My colleagues and I at my workplace in Georgia have very decent health insurance at an extremely reasonable price. However, adding family to that coverage can get a bit pricey. Many of us with spouses who also work, opt for them to use the insurance at their respective places of employment. My coworker, E., had done the same. However, they ran into some trouble recently after a SNAFU during their open enrollment. Her husband, who was covered on his insurance, along with their daughter, forgot to check the box for the daughter on the renewal form. When they finally realized the mistake, it was past the open enrollment period for both parents' health plans, so the child could not be added to either. Now that should sound a bit odd. It turns out the daughter has a pre-existing condition, one her parents never suspected she had, one for which she has never been treated. In fact, she never will be treated for this condition.

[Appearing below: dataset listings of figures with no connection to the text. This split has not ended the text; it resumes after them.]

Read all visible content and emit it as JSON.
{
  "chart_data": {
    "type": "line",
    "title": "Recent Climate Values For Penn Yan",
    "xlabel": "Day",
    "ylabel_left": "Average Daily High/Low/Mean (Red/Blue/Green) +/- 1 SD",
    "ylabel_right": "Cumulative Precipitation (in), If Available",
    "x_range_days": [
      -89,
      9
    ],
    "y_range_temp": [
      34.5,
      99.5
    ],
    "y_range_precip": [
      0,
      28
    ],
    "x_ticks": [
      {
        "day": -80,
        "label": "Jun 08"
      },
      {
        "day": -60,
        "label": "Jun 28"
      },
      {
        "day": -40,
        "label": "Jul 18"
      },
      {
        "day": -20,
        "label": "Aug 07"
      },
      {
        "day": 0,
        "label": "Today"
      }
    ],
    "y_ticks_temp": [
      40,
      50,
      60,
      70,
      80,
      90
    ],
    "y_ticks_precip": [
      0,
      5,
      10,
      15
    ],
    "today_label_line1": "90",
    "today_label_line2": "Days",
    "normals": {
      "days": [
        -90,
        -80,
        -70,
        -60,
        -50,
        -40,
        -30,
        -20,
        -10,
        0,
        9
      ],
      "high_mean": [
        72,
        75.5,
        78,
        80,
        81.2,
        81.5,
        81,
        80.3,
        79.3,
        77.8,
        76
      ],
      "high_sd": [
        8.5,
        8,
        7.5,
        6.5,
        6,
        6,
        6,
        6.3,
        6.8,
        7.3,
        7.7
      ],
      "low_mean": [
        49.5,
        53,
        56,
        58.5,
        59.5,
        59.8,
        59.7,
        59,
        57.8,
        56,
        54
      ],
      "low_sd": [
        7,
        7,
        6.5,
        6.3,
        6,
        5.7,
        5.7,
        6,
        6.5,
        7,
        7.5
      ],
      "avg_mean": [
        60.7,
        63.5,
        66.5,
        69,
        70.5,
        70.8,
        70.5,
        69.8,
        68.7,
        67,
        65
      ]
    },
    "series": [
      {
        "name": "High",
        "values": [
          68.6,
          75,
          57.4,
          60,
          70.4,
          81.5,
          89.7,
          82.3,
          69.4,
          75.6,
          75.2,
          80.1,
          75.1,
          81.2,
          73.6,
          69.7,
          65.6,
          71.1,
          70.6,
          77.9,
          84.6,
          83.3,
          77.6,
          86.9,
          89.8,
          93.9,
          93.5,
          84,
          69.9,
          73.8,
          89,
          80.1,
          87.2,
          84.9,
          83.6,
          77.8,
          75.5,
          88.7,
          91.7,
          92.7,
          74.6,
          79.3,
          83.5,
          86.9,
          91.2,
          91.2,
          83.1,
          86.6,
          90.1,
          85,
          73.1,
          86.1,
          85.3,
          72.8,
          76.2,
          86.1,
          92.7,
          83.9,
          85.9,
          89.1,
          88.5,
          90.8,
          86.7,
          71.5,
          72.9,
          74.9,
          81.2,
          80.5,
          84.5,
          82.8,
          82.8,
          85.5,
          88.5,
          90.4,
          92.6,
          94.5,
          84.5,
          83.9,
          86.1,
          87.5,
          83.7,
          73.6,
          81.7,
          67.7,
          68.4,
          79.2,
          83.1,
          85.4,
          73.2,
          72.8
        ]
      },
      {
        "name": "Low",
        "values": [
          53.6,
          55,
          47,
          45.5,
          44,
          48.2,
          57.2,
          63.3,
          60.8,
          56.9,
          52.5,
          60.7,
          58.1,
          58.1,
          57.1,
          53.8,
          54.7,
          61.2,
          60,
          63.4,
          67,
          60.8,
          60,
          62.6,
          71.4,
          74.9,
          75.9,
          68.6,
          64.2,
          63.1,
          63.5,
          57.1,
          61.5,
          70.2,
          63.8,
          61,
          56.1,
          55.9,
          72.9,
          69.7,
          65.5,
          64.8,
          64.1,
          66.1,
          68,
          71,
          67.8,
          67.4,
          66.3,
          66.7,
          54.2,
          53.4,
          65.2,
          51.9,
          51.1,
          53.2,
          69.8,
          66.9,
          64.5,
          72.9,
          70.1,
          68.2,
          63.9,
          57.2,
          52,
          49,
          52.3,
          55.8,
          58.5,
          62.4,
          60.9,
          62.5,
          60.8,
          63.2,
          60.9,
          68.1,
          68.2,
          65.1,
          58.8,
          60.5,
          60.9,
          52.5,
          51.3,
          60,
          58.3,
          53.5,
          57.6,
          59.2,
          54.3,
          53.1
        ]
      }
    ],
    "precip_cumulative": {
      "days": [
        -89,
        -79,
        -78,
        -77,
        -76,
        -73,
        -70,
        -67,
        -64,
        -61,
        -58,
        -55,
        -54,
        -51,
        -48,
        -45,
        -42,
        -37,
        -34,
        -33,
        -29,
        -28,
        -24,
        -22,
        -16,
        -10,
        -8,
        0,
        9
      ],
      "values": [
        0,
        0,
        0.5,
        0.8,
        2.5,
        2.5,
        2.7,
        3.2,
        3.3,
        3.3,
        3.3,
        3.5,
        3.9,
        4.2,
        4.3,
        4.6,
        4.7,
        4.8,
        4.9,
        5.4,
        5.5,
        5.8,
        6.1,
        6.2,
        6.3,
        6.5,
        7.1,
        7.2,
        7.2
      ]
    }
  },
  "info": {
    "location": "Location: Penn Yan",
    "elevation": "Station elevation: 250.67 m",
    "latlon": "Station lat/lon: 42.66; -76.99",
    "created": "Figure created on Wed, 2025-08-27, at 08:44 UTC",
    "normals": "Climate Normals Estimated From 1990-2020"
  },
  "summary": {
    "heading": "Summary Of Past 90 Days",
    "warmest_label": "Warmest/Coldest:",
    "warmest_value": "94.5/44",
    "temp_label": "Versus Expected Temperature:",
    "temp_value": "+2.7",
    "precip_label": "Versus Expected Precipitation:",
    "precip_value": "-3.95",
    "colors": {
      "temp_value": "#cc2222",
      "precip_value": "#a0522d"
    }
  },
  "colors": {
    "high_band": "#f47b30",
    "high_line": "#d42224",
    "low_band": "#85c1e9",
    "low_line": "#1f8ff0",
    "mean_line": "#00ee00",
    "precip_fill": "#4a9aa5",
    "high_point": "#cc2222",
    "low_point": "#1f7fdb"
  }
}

E. and her husband have since shopped for insurance from other providers, but all refuse her for the same "pre-existing" condition. E., you see, is pregnant. The daughter's pre-existing condition is "Expecting Parents".
That Commissioner Hudgens would try to find any argument against Obamacare is a given deriving from his status as a Georgia Republican. That he would draw simplistic and erroneous analogies in front of a friendly crowd is, sadly, to be expected in the political climate of the nation and particularly of the state. That he and the attendees, wrapped in the financial and ego secure lifestyles, would not care about people without healthcare because of pre-existing conditions, is as sad a commentary on the State of the Spirit of Christmas as any retelling of A Christmas Carol.
What grinds tiny bits of gravel into my gluteus maximus is the way the news media have been trolling (pun intended) for Republican talking points the last several weeks with relentless focus on the failures of the exchanges signup process and the dropping of coverage for those with junk insurance. These are important and serious issues that require coverage, but they also require context, that the existing insurance system is a moral wasteland. Yes, there are some flaky and exasperating things about Obamacare, but what lunacy drove us to it in the first place is the context needed in each story on Obamacare missteps. When ABC, CBS, and even NPR sound like FoxNews Lite whenever they touch on healthcare, there is something infuriatingly wrong.
E.'s daughter will go without insurance for one more month. Because of the ACA, her family and others like them will be saved from some of the worst the old system threw at them as of January 1st.
Good Things Happen" is a style of headline seen rarely and then usually only at this time of year. Come on, Mainstream News Media, surely you have a couple of stories of healthcare Christmas cheer in your bag.